PEC aziendale nelle aziende e nella P.A.

La PEC è uno strumento al servizio di ogni tipo di organizzazione.

Negli ultimi anni, l’utilizzo della PEC (Posta Elettronica Certificata) ha subito un’impennata in termini di diffusione. Sia nei rapporti tra aziende private e Pubbliche Amministrazioni sia tra le stesse aziende. Come è noto, lo scambio di mail tra due caselle di PEC produce effetti dal punto di vista legale. Difatti, l’invio è paragonabile ad una raccomandata con ricevuta di ritorno.
L’utilizzo della PEC è vantaggioso per una lunga serie di motivi. In particolare per la facilità di impiego, assimilabile a quella di una convenzionale e-mail. Ciò nonostante, la PEC è caratterizzata da alcune specificità che la rendono comunque differente da un’e-mail tradizionale. Queste meritano un’attenzione diversa dal punto di vista operativo.

Come funziona?

Va detto che la PEC viene scritta avvalendosi di un applicativo web rilasciato dal gestore che fornisce il servizio. In alternativa, da un client di posta elettronica, come ad esempio Microsoft Outlook.
Il messaggio scritto può contenere anche degli allegati. Include la possibilità di essere inviato ad altri utenti per conoscenza, ma non accetta la possibilità di destinatari “silenti”.
Nel momento in cui il messaggio viene preso in carico dal fornitore del servizio, questi è tenuto a fornire una ricevuta che ne testimonia l’accettazione. Al pari di ciò che succede quando viene rilasciata una ricevuta di una raccomandata inviata dall’Ufficio Postale.
Quando poi la mail viene consegnata al destinatario, si viene avvisati da una ricevuta di consegna che, normalmente, contiene il messaggio che è stato inviato precedentemente. Il messaggio viene quindi conservato sul server del gestore per il periodo previsto.
Una PEC è dunque composta dal documento originale, da una ricevuta di accettazione e da una ricevuta di consegna.

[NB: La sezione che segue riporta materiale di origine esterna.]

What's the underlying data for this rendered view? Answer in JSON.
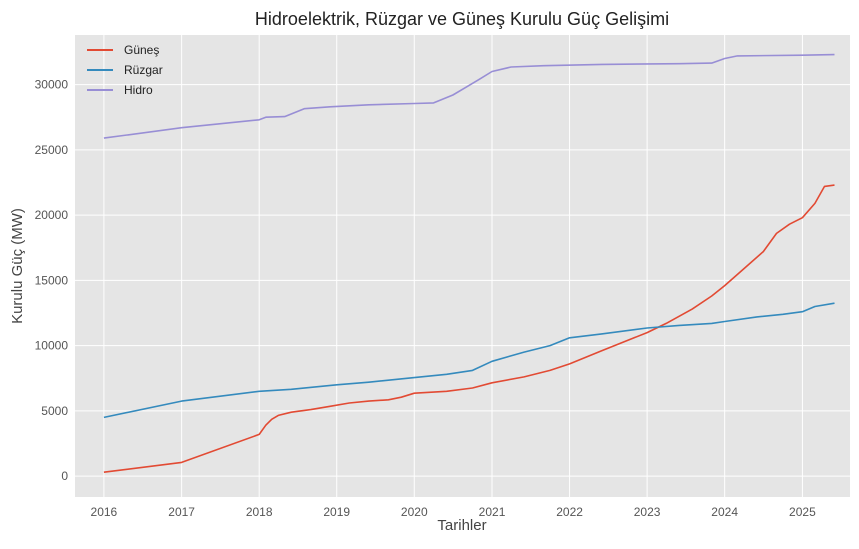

Documentare l’invio a terzi.

Perché scegliere di inviare un messaggio tramite Posta Elettronica Certificata? Il motivo per cui si decide di inviare una mail tramite PEC e non attraverso metodi tradizionali risiede nella necessità di poter documentare legalmente l’invio a terzi, potendo nel caso fornire una data e una concreta fonte di certificazione.
A ciò si aggiunge la garanzia di integrità del contenuto: oggetto dell’invio sono sempre documenti di notevole importanza per chi li ha spediti, motivo per cui è necessaria una corretta conservazione anche in funzione del fatto che potrebbe essere richiesta una successiva esibizione in sedi legali.
La PEC viene individuata come documento originariamente informatico. La conservazione deve quindi avvenire secondo il metodo della conservazione sostitutiva, come previsto dalla legge. Questo significa che una PEC stampata non ha valore legale (a meno che non venga autorizzata tale forma conservativa da un professionista abilitato).
Gestire una PEC in modo completo implica non solo il possesso di un sistema indipendente dal gestore del servizio di posta.
E’ infatti necessario il possesso delle capacità che consentono la scrittura, la spedizione,la consultazione e la conservazione di tutti i messaggi PEC come previsto dalla Legge.